The smart tracker company claimed that Apple had acted anti-competitive by granting iOS different levels of access to Tile and Apple’s own tracker product, AirTag.
Apple’s AirTag has not yet been announced, but we first reported on its development over a year ago.
This new product is a tag that can be attached to any item – similar to other products like Tile. The tag is paired with a user’s iCloud account by being close to an iPhone like AirPods. Users can receive notifications when their device is too far from the day so they don’t forget the item the day is attached to. Certain locations can be added to a list of ignored locations so that the item can be left in those locations without notifying the user. A day’s location can also be shared with friends or family.
Users can save their contact information in the tag, which can be read by any Apple device when the tag is put into “lost mode”. The owner of the tag receives a notification when it is found. It seems that Apple wants to use the large number of active Apple devices to use this new hardware product to create a crowdsourcing network that helps its users find lost items.
Tile testified to Congress and declined Apple to give AirTag four iOS benefits over Tile:
- The Find My app cannot be deleted from iOS while Tile can
- Find My is set up during iPhone setup while Tile’s settings are buried in the Settings app
- AirTag can use the UWB radios in the iPhone 11, but Tile cannot
- The Tile app must regularly request further access to the location, but Find My does not
UWB radio access is particularly important as it automatically triggers warnings that a marked object has been left behind and provides extremely precise pointers to its position – down to centimeters.
Apple replied that it would work with third-party developers in terms of functionality, but Tile later said Apple had broken that promise.

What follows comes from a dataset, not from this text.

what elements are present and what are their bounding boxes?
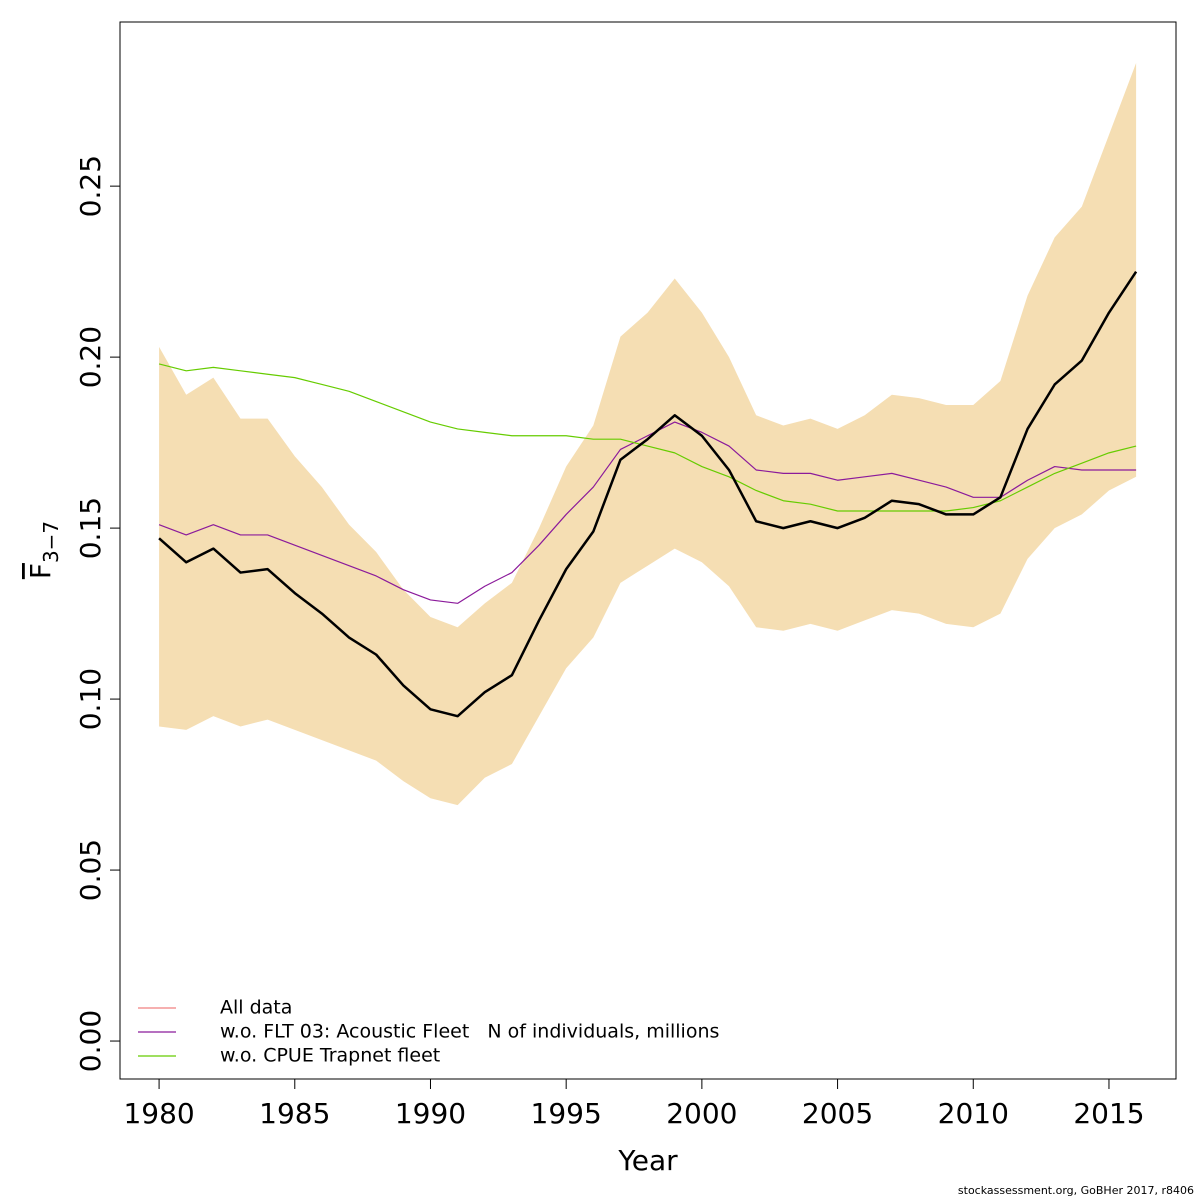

Tile’s antitrust claims in Europe
The Financial Times reports that Tile has now filed the same complaints with European regulators.

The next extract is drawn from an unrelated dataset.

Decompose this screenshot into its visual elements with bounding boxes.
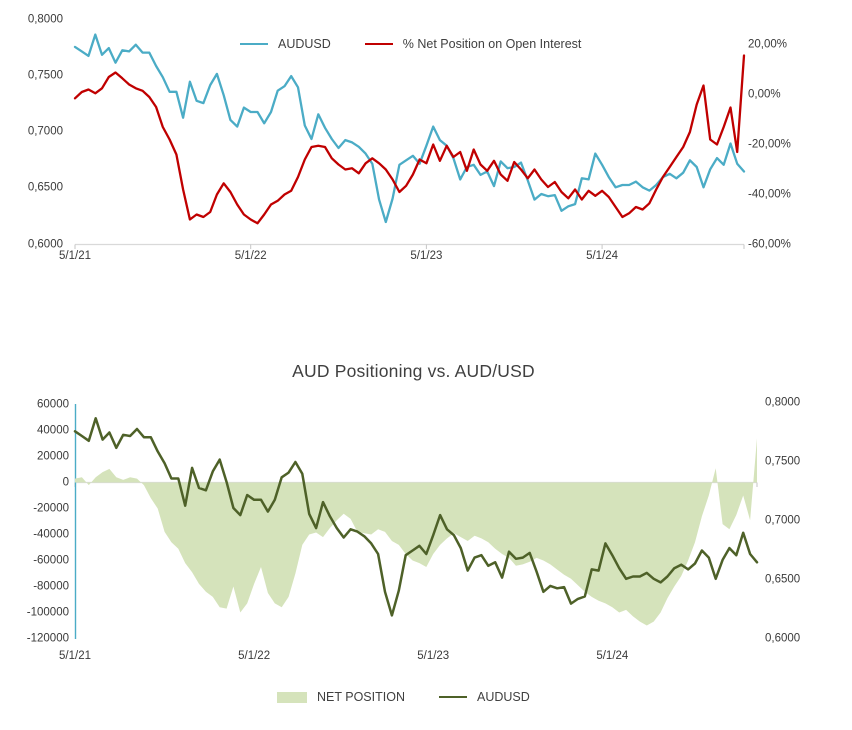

In a letter to European competition commissioner Margrethe Vestager on Tuesday, California-based tracking app maker Tile argued that compared to Apple’s own FindMy competitor application, Apple made it more difficult for users to operate their product on their smartphones by using features selectively be disabled that enables a seamless user experience.
Tile, whose Bluetooth tracking technology enables users to find their keys, phones or other items, also asked the European Commission to conduct an investigation into Apple’s business practices […]
‘Over the past twelve months, Apple has taken several steps to fully penalize Tile, including making it more difficult for consumers to use our products and services,’ said Tile General Counsel Kirsten Daru in the letter to the Financial Times.
‘This is particularly worrying as Apple’s actions coincide with Apple’s launch of a new FindMy app that competes even more directly with Tile, and are also preparing to launch a competitive hardware product,’ the letter added.
Apple has dismissed the claim and stated that it is consistent with its increasing focus on privacy.
We vigorously deny allegations of non-competitive behavior that Tile is waging against us. In line with the critical path we’ve been following for over a decade, we have introduced additional privacy measures in the past year to protect users’ location data. Tile doesn’t like these decisions. Instead of discussing the problem, they decided to launch unsubstantiated attacks.
The European Commission announced that it will continue its antitrust investigation against Apple and that it will respond to Tile’s letter ‘in due course.’